More Normal than Normal
- What is the overriding concern of the HOT based approach? (section 1)
- What is a subexponential distribution? Are they scaling? (section 2)
- Give practical examples (from the article) of the scaling distributions
invariance properties aggregation, mixture, and maximization? (section 2.3)
- What are the tradeoffs between assuming Gaussian for low variability data and
assuming scaling for high variability data?
- What is the 4 step approach to conventional model fitting? Why does this
approach fail to select the right models for scaling distributions? (section 3)
- If we assume that a single process generates a data set then what two effects should
we see if we employ a dynamic (nested) approach to examining the data? (section 3)
- Why does figure 4 illustrate that the second moment (standard deviation) does not exist?
- How does figure 5 show that the Lognormal fit is "certifiable wrong"?

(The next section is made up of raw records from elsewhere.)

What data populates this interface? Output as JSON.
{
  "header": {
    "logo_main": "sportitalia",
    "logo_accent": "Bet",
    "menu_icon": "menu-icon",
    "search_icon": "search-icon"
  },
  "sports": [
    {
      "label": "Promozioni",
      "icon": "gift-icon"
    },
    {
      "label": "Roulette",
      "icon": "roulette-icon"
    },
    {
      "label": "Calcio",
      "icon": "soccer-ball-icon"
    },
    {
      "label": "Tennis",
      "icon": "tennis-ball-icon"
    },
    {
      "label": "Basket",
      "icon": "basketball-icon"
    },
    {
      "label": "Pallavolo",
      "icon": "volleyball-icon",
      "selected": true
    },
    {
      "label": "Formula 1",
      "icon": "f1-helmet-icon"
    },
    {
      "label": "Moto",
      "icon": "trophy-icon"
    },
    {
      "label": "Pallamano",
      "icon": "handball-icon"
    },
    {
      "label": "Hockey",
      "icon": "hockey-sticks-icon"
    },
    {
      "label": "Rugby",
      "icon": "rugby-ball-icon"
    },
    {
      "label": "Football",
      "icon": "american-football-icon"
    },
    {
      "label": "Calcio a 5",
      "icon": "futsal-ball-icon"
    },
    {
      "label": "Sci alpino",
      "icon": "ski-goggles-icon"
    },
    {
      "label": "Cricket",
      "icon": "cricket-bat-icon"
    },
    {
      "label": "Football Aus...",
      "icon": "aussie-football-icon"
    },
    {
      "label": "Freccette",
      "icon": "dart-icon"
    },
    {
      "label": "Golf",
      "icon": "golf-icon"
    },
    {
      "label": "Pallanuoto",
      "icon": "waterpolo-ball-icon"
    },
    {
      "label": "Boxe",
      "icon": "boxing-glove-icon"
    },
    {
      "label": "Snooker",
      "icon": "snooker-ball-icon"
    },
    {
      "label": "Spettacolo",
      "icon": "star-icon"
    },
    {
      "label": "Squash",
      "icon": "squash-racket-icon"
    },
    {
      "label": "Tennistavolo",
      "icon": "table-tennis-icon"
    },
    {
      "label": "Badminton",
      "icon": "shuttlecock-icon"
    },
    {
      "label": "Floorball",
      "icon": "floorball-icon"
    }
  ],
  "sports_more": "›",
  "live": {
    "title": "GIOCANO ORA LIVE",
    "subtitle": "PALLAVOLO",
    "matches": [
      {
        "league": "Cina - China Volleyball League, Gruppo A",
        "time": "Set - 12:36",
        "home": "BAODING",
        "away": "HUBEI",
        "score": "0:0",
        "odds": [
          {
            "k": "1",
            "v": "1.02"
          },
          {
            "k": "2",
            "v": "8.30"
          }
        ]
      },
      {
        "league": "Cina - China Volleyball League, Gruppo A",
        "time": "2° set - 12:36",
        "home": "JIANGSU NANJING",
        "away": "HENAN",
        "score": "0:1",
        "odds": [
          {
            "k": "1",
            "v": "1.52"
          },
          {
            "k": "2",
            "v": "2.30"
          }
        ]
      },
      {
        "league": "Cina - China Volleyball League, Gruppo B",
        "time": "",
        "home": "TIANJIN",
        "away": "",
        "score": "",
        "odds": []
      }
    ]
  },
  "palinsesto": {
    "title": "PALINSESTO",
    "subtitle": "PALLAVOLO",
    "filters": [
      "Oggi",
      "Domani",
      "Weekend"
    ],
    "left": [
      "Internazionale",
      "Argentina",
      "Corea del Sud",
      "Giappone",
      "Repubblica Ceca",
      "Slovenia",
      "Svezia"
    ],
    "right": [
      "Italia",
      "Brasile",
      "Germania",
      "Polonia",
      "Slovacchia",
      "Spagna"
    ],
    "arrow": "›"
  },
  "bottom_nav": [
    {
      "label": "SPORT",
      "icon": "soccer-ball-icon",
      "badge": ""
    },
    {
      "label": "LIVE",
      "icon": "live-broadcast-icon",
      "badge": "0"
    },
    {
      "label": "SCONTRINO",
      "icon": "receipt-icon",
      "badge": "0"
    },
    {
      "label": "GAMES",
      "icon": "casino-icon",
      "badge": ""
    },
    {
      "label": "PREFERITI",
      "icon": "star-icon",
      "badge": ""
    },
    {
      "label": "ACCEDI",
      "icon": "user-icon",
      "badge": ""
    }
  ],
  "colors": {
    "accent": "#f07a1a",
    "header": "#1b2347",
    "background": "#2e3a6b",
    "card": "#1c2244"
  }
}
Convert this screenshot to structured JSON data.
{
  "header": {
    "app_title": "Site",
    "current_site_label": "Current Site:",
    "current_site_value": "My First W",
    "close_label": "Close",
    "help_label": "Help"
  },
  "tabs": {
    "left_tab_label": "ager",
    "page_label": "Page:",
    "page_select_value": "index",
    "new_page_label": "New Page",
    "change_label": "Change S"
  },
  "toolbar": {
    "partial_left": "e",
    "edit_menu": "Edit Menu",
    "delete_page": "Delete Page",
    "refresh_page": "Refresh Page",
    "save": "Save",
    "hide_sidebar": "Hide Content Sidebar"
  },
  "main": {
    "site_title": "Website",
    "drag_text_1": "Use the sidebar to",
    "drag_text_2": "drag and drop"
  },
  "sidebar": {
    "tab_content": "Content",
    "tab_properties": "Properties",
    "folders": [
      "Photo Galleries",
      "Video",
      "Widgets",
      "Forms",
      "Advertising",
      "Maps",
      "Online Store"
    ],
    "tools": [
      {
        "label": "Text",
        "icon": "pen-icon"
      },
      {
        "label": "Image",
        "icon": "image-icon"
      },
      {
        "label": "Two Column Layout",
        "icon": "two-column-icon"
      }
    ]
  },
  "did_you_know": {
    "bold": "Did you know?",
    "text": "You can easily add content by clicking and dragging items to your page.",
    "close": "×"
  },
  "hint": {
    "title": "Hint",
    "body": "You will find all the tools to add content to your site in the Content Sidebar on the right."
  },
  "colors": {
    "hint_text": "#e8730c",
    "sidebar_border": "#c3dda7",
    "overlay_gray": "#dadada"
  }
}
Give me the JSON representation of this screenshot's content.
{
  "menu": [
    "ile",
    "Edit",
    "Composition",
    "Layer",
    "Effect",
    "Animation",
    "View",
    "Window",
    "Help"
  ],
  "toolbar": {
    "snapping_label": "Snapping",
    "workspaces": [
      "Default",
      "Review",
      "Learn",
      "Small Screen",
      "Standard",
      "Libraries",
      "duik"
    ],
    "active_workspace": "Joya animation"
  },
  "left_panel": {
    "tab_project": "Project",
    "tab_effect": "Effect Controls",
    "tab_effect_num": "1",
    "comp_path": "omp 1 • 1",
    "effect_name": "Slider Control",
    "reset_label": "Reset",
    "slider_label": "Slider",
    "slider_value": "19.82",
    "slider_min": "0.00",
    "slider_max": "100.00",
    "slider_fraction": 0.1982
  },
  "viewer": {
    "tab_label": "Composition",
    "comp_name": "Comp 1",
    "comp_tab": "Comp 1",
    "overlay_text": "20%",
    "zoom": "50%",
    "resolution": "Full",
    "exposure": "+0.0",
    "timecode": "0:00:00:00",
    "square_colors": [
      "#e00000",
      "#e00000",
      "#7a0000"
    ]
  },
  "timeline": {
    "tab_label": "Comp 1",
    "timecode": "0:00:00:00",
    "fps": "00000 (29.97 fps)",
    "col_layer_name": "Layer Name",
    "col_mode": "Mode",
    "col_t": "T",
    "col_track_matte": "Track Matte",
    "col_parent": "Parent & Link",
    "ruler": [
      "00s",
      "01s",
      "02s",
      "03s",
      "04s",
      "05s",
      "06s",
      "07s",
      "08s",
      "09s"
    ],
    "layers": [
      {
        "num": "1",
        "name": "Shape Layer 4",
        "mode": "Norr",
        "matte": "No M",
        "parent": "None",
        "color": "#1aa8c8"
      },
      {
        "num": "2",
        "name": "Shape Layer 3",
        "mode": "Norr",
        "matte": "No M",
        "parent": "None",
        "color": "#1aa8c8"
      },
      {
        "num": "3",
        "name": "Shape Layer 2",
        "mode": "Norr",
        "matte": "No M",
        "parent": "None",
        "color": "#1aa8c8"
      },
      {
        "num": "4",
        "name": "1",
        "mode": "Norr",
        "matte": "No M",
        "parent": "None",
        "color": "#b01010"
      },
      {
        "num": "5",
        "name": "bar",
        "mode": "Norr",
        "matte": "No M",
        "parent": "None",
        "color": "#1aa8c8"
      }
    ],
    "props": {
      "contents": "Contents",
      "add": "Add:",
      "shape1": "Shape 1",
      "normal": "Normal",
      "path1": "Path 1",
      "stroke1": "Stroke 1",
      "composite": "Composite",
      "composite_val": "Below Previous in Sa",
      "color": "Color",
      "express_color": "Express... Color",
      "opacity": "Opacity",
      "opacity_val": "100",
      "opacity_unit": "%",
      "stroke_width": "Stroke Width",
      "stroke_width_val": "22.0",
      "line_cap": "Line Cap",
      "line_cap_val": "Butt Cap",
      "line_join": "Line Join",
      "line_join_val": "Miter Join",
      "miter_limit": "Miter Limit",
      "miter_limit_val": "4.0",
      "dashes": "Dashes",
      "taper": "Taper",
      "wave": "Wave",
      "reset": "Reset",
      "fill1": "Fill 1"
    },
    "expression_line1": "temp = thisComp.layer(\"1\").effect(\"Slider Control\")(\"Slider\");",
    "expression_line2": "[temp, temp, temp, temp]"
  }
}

- How does figure 6 allow us to conclude that the Pareto fit is a good one?
- Why are scaling distributions more robust than Gaussian distributions? (4.1)
- What is the "bad news" and "good news" in the new treatment of internet traffic
that relies on robust control? (section 4.3)
- Why are the popular "scale-free network" models not appropriate for internet router
traffic models? (section 4.3)
Clauset et al. paper
- In equation 1.1 the range for the powers of interest are said to lie in (2,3).
How is this consistent with LATDW's range of (1,2)?
- Assuming x_min is known, be able to explain equations (3.1) and (3.7).
- How does table 3.1 support the use of equations (3.1) and (3.7)?
- What minimum size data set do the authors recommend? Why are small data sets problematic?
- How does figure 3.3 illustrate the importance of correctly estimating x_min?
- How do subjective approaches estimate x_min? (section 3.3)
- Describe the second objective approach for estimating x_min.